Porträt-Serie zur Auswahl 20 im Aargauer Kunsthaus. Heute die Neu-Aargauerin Viviana González Méndez, die spaziert, häkelt und forscht.
Eigenwillig ist nur ein schwacher Begriff für diese Arbeit. Was irritiert und fasziniert die Betrachterin mehr? Ist der Mix aus Steinen und gehäkeltem Garn oder die Tatsache, dass ein Motörli fortwährend am Gespinst zieht, den Faden aufrollt und die Arbeit so laufend zerstört. Begleitet vom lauten Plumpsen der Steine auf die Metallplatte am Boden, das ein Lautsprecher bedrohlich im Raum verstärkt?
«La caida» (der Fall) heisst die Installation von Viviana González Méndez, 38. Von ihr hat die Schreibende nie zuvor gehört, nie etwas von ihr gesehen. «Es ist meine erste Teilnahme an der Jahresausstellung», bestätigt González bei unserem Video-Telefonat. Sie lebt erst seit dreieinhalb Jahren in der Schweiz, in Baden mit ihrem Mann. Wegen ihm, ist sie aus Kolumbien weggezogen.
Das Erkunden ihrer neuen Umgebung, Vergleiche mit Erfahrungen in ihrer Heimatstadt Bogotà und die Abstützung in der Wissenschaft beschäftigen sie seither.
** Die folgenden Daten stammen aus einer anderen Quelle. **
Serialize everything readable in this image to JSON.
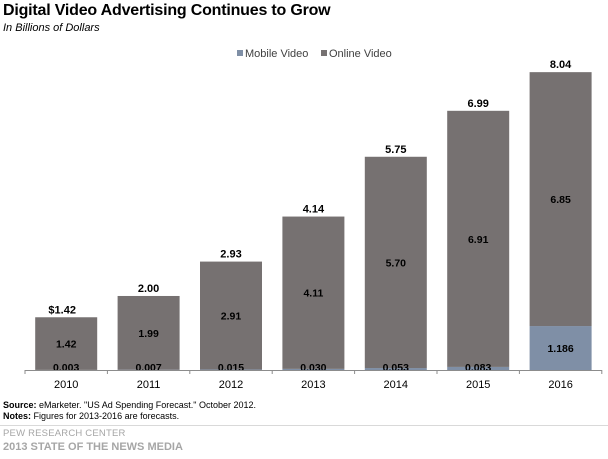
{
  "header": {
    "title": "Digital Video Advertising  Continues to Grow",
    "subtitle": "In Billions  of Dollars"
  },
  "colors": {
    "online": "#767171",
    "mobile": "#7f8fa6",
    "axis": "#8c8c8c"
  },
  "chart_data": {
    "type": "bar",
    "stacked": true,
    "categories": [
      "2010",
      "2011",
      "2012",
      "2013",
      "2014",
      "2015",
      "2016"
    ],
    "series": [
      {
        "name": "Mobile Video",
        "values": [
          0.003,
          0.007,
          0.015,
          0.03,
          0.053,
          0.083,
          1.186
        ],
        "labels": [
          "0.003",
          "0.007",
          "0.015",
          "0.030",
          "0.053",
          "0.083",
          "1.186"
        ]
      },
      {
        "name": "Online Video",
        "values": [
          1.42,
          1.99,
          2.91,
          4.11,
          5.7,
          6.91,
          6.85
        ],
        "labels": [
          "1.42",
          "1.99",
          "2.91",
          "4.11",
          "5.70",
          "6.91",
          "6.85"
        ]
      }
    ],
    "totals": [
      1.42,
      2.0,
      2.93,
      4.14,
      5.75,
      6.99,
      8.04
    ],
    "total_labels": [
      "$1.42",
      "2.00",
      "2.93",
      "4.14",
      "5.75",
      "6.99",
      "8.04"
    ],
    "title": "Digital Video Advertising  Continues to Grow",
    "ylabel": "",
    "xlabel": "",
    "ylim": [
      0,
      8.04
    ],
    "grid": false,
    "legend": "top-center"
  },
  "footer": {
    "source_label": "Source:",
    "source_text": " eMarketer. \"US Ad Spending  Forecast.\" October 2012.",
    "notes_label": "Notes:",
    "notes_text": " Figures for 2013-2016  are forecasts.",
    "org": "PEW RESEARCH CENTER",
    "report": "2013 STATE OF THE NEWS MEDIA"
  }
}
An der Zürcher Hochschule der Künste forscht sie für ihre Doktorarbeit über Landschaft und Nomadentum.
Faszinierend sei, wie unterschiedlich Landschaft und Raum dargestellt werden. «In der westlichen Tradition arbeitet man mit Ansichten, sei es in der Malerei oder in Form von gezeichneten Karten.» In anderen Kulturen benutze man Lieder, Texte oder Teppiche, um solche Informationen weiterzugeben und aufzubewahren. Und was haben die Nomaden damit zu tun? «Sie nehmen die Landschaft reisend wahr – und umgekehrt verändern sie durch ihr Leben auch die Landschaft.»
Daneben möchte sie auch in der hiesigen Kunstszene Fuss fassen. Neben der Auswahl ist sie auch an der regionalen Auswahl im Kunstraum Baden dabei – und glücklich darüber. Sie sei viel unterwegs, um aus der Umgebung Ideen für ihre Kunst zu generieren, sagt Viviana González. «Beim Spazieren auf der Lägern habe ich beobachtet, wie immer wieder Steine herunterfallen, und dass auch ich abstürzen könnte.» Im Unterengadin, in Nairs («ein Atelierstipendium dort war mein erster Aufenthalt in der Schweiz») habe sie gesehen, wie man versucht, die Gefahr von Steinschlag oder Lawinen mit Technik zu bannen. Dort hat sie auch ein erstes Paket Steine gesammelt.
«Das Fallen der Steine, die Bewegung von oben nach unten, erscheinen mir typisch für die Raumerfahrung und das Landschaftserlebnis in der Schweiz», resümiert sie. So sei «La caida» entstanden.
Verhäkelt habe sie die Steine aus familiärer Tradition. «Garn war bei uns zuhause immer präsent und auch ich häkle gerne.» Wenn sie nun ihre Arbeit dauernd einem Zerstörungsprozess aussetzt, sie im Kunsthaus auch immer wieder ergänzen muss, kommt sie sich nicht vor wie Sisyphus? Viviana González lacht: «Nein, denn es ist kein Akt von Verzweiflung, sondern eine kontemplative Beschäftigung.» Und ja, sie verstehe «la caida» auch als Sinnbild des ewigen Werdens und Vergehens.
Was aber wird aus ihr selber, wenn ihre Doktorarbeit abgeschlossen ist? Die Zukunft zu planen, entspreche dem südamerikanischen Naturell weniger als dem schweizerischen, meint sie. «Kunst machen gehört bei mir sicher dazu. Und ich würde gerne unterrichten.»
Videoarbeiten und - projektionen, aber auch Installationen im Raum und bildhauerische Arbeiten gehören zum Repertoire der aktuellen Kunst - und also auch der Auswahl 20. Hier einen Auswahl.
Auswahl 20. Aargauer Kunsthaus ist bis zum 22. Januar geschlossen, die Ausstellung deshalb bis 14. Februar verlängert.
Truffes & Trouvailles, Kunstraum Baden, bis 31. Januar.
Beachten Sie die besonderen Öffnungszeiten.